Conexão África (7)

Quem tem craque vai mais longe

Que todos as impressões iniciais sobre a Copa se apaguem depois da estreia argentina. Contra a Nigéria, sem precisar ser brilhante, nem mesmo estável tecnicamente, o time de Diego Maradona foi o primeiro a jogar futebol de verdade aqui na África do Sul. E a razão é simples: ao contrário dos demais times que pelejaram na sexta e no sábado, eles trouxeram um fora-de-série na delegação. E isso, claro, conta muito quando o assunto é bola rolando. Lionel Messi, melhor jogador do mundo, confirmou em 90 minutos tudo o que se diz (de bom) sobre ele. Sabe fazer a bola colar nos pés – no que remete ao estilo do próprio Maradona – e investe furiosamente em direção ao gol inimigo, pronto a demolir qualquer defesa com suas fintas curtas e em velocidade. Nesse sentido, apesar de lembrar muitos outros jogadores brilhantes, Messi é inteiramente inovador por jamais desistir do arremate final, mesmo quando diante de beques gigantes como os da Nigéria.
Pelas estatísticas, Messi tocou na bola por quase 100 vezes na partida (foi, de longe, o mais assediado pela redonda no jogo) e disparou pelo menos oito tiros a gol, três deles com endereço certo, mas defendidos pelo bom goleiro nigeriano Enyeama.

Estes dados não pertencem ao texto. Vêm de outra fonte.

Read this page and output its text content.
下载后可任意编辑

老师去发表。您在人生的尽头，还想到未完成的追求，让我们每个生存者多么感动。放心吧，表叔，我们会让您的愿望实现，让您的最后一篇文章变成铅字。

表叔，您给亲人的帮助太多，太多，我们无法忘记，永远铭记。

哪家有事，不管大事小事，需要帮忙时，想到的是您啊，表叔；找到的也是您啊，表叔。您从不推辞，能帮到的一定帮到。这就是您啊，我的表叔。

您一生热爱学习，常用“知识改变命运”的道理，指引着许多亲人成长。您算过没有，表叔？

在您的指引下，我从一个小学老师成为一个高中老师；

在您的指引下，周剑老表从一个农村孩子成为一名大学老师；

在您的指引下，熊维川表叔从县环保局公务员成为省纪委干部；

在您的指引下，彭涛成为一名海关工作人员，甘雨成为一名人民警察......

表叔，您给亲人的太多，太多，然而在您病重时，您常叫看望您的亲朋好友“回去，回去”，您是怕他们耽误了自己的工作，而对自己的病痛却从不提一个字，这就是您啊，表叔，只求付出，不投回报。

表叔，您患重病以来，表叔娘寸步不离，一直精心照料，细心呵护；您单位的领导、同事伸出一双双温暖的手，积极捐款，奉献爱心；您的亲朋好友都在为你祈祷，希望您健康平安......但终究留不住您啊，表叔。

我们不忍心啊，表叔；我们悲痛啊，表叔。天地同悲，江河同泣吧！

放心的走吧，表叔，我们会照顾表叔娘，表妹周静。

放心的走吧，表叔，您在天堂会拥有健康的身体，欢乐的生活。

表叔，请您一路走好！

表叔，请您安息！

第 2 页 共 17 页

Mais impressionante ainda: o franzino meia-atacante caprichou na variação de repertório para confundir seus marcadores. Ora caía pela direita, como parece preferir, derivando um pouco para o centro a fim de disparar chutes colocados; ora saiu enfileirando adversários, da esquerda para a direita, até descortinar um espaço para o arremate. Outra marca dos craques, que Messi expõe a todo momento, é trabalhar com o tempo da bola e retardar por segundos o arremate, à espera da passagem do adversário. Fez isso o tempo todo, sem conseguir ser acompanhado corretamente pelos grandalhões da Nigéria. Além do prazer imenso que é ver um jogo fluir em busca do gol, ficou claro, ao longo de toda a partida, que a Argentina tem basicamente duas jogadas perigosíssimas, e ambas incluem Messi. A primeira, óbvia, é lançar o jogador esteja onde ele estiver, até junto à linha de meio-de-campo. Verón, Mascherano, Tévez, Di Maria, enfim todos, pegam a bola e lançam um olhar em busca de Messi. Aí fazem a bola chegar até ele, que sabe o que fazer – e normalmente faz muito. A outra jogadinha passa por Messi, que avança, toca para alguém próximo e sai correndo sem bola, para atrair a atenção da zaga. Enquanto isso, Higuaín ou Tévez surgem livres para receber o passe. Ontem, nenhuma dessas artimanhas deu certo, principalmente porque Higuaín finaliza muito mal e porque o goleiro estava em tarde inspirada.
Mas os futuros adversários que se previnam. Pela primeira vez, depois de tantas críticas da própria torcida argentina, Messi foi o Messi que arrebenta no ataque do Barcelona. A mesma crítica que se fazia a Ronaldinho Gaúcho em seus (bons) tempos de Barça também eram repetidas em relação a Messi, que nunca conseguiu reproduzir com a camisa da seleção as endiabradas atuações defendendo seu clube. Pois bem. Péssima notícia para os inimigos da Argentina: Maradona encontrou o lugar certo para seu craque no time. Erra feio quando não escala laterais de ofício e sobrecarrega Juan Sebastian Verón na cobertura, mas é brilhante ao deixar Messi flutuar entre a intermediária e o ataque, sem guardar posição fixa.
Vejo méritos de Maradona nessa história porque não é simples deixar um craque inteiramente à vontade numa seleção, ainda mais quando se trata
de um meia de origem, que não fica parado nunca. Pela sua própria história, Maradona foi cirúrgico. Messi fica à frente de Verón e Mascherano, ao lado de Tévez e atrás do centroavante, seja Higuaín ou Milito. Como se desloca com extrema velocidade, Messi pode aparecer de repente à frente de todos os atacantes e o ruim para as defesas é que nunca poderão prever quando isso acontecerá. Por via das dúvidas, eu recomendaria que alguém botasse uma placa à frente da concentração dos hermanos: cuidado, craque na área.  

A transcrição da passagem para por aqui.